2026 Investment Outlook – Asia Fixed Income: High Yield
Asia high yield : Sustained outperformance amid market contraction
Asia High Yield (HY) has maintained its lead over Pan-European and US HY markets year-to-date, as of November 7, 2025 (See Chart 1), and is on track for its second straight year of total return outperformance1. This underscores the positive role of Asian HY asset class in global fixed income portfolios – potentially enhancing diversification and contributing to returns.
This total return outperformance comes against the backdrop of a shrinking Asian HY market, despite the ongoing re-opening of HY primary issuance. We continue to see a decline in the total market size in 2025, with the market capitalization of the JACI HY Index at $118bn at end- October, roughly half of the level recorded in December 2021 2
Source: Invesco, Bloomberg, data as of November 7, 2025. Used with the permission of Bloomberg Finance L.P.
Low default rates and the role of private credit
We continue to see low default rates in Asia HY (excluding real estate) as discussed in the Q4 Investment Outlook – Asia Fixed Income: High Yield. However, we remain very vigilant regarding issuers with weak cash-to-short-term-debt coverage and persistently negative free cash flow. Additionally, we would highlight private credit as an alternative financing channel for Asia HY issuers.
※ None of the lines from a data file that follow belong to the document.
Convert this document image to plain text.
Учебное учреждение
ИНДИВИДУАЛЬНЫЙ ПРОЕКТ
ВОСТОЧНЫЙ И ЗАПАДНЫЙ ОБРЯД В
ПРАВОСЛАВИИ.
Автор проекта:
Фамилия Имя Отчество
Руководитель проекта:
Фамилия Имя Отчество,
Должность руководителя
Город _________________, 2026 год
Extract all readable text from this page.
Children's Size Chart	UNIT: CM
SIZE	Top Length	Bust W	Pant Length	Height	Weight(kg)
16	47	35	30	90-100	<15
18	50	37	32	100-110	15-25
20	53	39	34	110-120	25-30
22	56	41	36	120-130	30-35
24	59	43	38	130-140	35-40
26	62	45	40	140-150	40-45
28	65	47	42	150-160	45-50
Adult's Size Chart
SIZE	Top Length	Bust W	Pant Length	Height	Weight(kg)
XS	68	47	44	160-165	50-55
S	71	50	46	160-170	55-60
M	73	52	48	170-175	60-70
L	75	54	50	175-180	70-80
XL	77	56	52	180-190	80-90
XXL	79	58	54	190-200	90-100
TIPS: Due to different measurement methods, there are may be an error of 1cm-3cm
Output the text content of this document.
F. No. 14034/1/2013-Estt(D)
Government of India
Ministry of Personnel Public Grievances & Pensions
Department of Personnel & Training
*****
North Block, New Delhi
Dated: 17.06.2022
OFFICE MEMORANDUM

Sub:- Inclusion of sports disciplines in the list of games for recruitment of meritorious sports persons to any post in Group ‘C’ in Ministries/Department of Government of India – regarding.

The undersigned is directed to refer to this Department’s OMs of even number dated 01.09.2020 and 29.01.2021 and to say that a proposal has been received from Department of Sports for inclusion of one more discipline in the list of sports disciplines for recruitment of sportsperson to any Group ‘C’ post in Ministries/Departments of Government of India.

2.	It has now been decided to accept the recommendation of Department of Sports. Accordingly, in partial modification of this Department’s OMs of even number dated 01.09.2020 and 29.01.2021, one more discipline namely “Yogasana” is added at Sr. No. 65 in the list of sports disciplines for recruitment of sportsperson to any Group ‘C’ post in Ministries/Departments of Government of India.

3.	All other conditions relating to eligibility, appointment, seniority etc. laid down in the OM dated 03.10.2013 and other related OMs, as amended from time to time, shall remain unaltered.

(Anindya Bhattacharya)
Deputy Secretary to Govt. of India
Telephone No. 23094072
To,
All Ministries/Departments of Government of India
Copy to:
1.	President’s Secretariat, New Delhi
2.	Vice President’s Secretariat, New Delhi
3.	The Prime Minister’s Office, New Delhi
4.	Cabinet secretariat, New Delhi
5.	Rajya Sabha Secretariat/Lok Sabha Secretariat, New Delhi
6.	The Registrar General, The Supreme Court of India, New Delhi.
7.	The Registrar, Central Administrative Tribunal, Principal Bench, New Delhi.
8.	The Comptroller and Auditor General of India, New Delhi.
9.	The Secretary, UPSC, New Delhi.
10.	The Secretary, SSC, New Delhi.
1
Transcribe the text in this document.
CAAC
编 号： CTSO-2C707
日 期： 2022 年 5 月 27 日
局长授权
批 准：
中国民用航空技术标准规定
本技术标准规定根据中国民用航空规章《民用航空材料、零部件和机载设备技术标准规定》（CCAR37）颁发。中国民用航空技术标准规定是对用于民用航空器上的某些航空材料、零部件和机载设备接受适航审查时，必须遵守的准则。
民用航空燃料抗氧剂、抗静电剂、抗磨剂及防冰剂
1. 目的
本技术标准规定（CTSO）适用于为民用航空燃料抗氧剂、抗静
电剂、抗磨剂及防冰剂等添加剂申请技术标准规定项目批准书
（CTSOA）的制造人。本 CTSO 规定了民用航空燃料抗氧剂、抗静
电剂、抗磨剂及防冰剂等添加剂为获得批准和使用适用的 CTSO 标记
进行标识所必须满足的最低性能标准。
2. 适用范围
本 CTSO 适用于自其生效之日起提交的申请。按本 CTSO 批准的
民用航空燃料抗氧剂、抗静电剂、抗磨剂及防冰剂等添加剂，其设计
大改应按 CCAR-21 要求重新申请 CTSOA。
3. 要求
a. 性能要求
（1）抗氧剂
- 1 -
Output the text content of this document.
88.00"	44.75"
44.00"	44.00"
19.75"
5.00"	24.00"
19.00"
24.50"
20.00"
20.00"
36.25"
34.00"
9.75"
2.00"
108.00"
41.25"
In this context, it is critical to focus on credit structuring and creditor protections as private credit investors are likely to be better positioned in any potential credit restructuring scenario.
Relative valuations and front-end opportunities
With the continued outperformance of the asset class, the relative valuation advantage of Asian HY has narrowed, as evidenced by Asia BBs and US BBs now trading at nearly flat yields, while Asia B still offers about 90bp yield pickup3 versus US B, as seen in Chart 2.
As such, we see value potential in front-end Asia HY paper (1- to 2-year tenors) which offer a healthy yield uplift of over 1-2%4 compared to BBB paper. Preferred sectors in the front-end HY space include frontier sovereigns, subordinated bank capital, renewables and gaming, where we could see clear refinancing routes. We also identify select Single-B rated names with potential for 10% total return opportunities.
Source: Invesco, Bloomberg, data as of November 24, 2025. Used with the permission of Bloomberg Finance L.P.
Capital appreciation potential: Pull-to-par dynamics
Given the more limited yield pickup compared to US HY, it is reasonable to consider if there is additional scope for capital appreciation within the Asia HY universe. As shown in Chart 3 below, the proportion of bonds trading over a cash price of 80 has steadily risen to over 90% during the last year.
The capital appreciation potential lies in performing credits priced between 80 and100, which account for over 50% of the index5 and could stand to benefit from further pull-to-par. This could help anchor total return expectations heading into 2026, with the index offering a coupon of 5.75%6.
Source: Invesco, JP Morgan, Aladdin, data as of November 9, 2025.
Navigating risks and capturing premium with active management
Despite the strong year-to-date outperformance of Asia HY, we continue to see a case for allocating to Asia HY within global fixed income portfolios, supported by low default rates and attractive yield pickup. Active management will be critical to navigating the Asia HY landscape and avoiding credits with downside risks.
Accordingly, we see active management plays a key role in optimizing and customizing the Asia HY exposure across countries, tenors and rating categories. In this vein, we perceive merit in an Asia bond strategy that flexibly allocates between IG and HY paper based on fundamentals and valuations, positioning it to capture potential credit risk premium in Asia credit markets and could deliver resilient income.
Investment risks
The value of investments and any income will fluctuate (this may partly be the result of exchange rate fluctuations) and investors may not get back the full amount invested.
When investing in less developed countries, you should be prepared to accept significantly large fluctuations in value.
Investment in certain securities listed in China can involve significant regulatory constraints that may affect liquidity and/or investment performance.